If you’re dying for something that gives you the warm fuzzies like freshly baked cookies does, check out Short Order’s Snap Krackle Cold Brew made with Art in the Age Snap, Lemon Hart 151 rum, Strauss half and half, 24-hour Verve cold brew, and cinnamon. “It’s a boozy version of the spiced latte phenomenon that seems to sweep the country this time of year,” said Bar Program Director Courtney White.

“In the fall you always want a savory cocktail,” Sotto’s head bartender Brynn Smith said. So she did up a Fernet Branca and Mexican Coca-Cola egg cream, which is appropriately called The Real Thing. “Having Coke and Fernet is very common and I wanted to elevate it a little and make a fancy more delicious version.”

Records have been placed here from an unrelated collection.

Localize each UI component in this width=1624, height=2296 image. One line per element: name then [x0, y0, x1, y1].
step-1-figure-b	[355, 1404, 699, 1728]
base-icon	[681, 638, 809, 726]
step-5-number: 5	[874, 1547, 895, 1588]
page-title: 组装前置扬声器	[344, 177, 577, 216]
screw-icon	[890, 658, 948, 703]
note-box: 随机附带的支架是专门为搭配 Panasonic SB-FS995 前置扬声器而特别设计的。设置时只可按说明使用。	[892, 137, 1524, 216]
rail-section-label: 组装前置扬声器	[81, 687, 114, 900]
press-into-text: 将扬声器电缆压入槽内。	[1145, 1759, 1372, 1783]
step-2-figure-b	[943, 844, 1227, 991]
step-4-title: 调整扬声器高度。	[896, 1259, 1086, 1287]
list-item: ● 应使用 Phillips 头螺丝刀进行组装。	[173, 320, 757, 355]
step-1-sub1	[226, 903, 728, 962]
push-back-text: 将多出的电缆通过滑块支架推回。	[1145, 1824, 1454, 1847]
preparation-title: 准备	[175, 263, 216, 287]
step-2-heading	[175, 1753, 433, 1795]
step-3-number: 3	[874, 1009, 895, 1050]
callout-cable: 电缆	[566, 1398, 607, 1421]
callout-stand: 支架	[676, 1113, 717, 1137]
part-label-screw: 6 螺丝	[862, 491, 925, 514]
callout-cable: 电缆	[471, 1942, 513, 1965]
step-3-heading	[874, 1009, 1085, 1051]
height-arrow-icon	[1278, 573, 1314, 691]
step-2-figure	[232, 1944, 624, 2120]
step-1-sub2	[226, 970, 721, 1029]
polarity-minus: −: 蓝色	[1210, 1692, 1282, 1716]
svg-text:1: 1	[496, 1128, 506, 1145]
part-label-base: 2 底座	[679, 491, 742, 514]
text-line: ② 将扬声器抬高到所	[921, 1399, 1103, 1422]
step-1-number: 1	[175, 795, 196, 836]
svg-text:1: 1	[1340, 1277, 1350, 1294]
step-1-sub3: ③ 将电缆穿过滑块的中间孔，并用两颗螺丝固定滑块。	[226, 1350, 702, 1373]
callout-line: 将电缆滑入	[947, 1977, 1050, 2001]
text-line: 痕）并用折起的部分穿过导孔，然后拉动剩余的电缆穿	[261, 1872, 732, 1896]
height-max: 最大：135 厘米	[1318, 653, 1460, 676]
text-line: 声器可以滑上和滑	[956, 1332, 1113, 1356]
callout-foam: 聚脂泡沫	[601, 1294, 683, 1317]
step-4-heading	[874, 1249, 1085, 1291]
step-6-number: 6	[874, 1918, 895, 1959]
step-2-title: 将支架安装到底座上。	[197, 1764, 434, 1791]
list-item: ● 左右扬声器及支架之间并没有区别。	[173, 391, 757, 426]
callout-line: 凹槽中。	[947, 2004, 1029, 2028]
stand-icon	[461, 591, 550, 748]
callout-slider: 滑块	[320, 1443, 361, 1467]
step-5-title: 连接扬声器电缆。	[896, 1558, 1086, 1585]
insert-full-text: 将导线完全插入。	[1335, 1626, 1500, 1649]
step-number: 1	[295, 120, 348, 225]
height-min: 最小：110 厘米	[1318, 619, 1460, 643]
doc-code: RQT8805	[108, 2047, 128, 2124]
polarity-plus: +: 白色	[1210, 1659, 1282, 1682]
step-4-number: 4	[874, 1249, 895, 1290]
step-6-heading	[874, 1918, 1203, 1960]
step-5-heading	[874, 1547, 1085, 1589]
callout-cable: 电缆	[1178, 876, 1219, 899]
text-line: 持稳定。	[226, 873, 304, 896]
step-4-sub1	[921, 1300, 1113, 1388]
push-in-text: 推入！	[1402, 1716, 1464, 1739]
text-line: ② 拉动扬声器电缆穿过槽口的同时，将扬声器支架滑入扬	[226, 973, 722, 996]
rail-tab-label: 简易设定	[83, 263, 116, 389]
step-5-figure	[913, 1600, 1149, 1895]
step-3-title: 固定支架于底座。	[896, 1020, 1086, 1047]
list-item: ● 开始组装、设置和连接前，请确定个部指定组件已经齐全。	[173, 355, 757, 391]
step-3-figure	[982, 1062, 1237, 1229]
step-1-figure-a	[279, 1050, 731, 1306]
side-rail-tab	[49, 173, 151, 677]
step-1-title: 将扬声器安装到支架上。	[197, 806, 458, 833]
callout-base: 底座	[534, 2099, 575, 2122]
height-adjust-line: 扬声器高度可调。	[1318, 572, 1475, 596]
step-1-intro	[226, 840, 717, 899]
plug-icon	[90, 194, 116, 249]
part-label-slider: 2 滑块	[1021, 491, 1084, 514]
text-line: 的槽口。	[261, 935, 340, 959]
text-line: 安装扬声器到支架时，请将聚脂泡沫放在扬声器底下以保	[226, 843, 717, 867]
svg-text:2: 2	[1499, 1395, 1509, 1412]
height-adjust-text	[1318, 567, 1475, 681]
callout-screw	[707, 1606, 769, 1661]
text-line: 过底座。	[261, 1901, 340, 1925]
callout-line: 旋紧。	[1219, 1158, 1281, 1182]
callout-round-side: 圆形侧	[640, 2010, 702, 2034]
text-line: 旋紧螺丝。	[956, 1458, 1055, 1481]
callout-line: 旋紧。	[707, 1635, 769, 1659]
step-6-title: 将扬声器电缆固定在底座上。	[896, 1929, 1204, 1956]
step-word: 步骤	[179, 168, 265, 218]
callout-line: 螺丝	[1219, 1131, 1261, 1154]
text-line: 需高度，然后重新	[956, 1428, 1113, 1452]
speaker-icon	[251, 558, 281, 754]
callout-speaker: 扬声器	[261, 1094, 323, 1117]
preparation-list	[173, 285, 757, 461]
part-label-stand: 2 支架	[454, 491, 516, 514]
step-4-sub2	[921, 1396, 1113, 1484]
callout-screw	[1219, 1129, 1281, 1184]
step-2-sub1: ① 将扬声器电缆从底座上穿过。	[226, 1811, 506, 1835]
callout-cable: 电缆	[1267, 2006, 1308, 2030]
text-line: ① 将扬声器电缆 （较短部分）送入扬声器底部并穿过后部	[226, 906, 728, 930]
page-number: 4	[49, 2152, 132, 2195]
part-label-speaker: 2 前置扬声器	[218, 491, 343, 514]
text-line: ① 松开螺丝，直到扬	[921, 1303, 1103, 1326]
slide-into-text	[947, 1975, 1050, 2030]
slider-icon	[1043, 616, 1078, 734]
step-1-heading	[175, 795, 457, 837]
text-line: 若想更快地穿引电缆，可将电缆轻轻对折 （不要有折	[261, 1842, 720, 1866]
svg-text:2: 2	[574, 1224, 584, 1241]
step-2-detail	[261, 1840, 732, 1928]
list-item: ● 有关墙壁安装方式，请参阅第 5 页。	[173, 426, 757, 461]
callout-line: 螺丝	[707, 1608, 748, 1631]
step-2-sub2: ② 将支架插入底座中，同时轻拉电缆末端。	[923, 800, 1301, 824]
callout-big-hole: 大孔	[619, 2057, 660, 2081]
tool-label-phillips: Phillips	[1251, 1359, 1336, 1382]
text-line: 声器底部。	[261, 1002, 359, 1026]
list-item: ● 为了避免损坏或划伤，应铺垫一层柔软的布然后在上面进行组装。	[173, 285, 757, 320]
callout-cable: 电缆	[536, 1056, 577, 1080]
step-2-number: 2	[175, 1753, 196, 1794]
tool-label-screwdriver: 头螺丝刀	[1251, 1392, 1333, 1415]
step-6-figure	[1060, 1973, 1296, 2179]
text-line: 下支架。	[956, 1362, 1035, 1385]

Warwick‘s Green Glove cocktail (Four Roses bourbon, fresh green apple juice, ginger, vanilla, and lime) is inspired by the warm apple-spiced drinks which usually pop up this time of year. “In fall, everyone is so pumped about pumpkins, but I really love what apples bring to the season,” bartender Jason Bran said. “Since it is a cold cocktail, however, the dimensional warmth is created by the spice and bourbon.”

Picca’s Matthew Wagner thinks you should welcome fall with the Risky Hibizness cocktail, “not just because of the cinnamon that’s grated on top but the hibiscus tea that we steep to a really beautiful crimson color. The color itself just speaks fall, and we’re still playing off the light pisco note which keeps it a refreshing fall perspective.”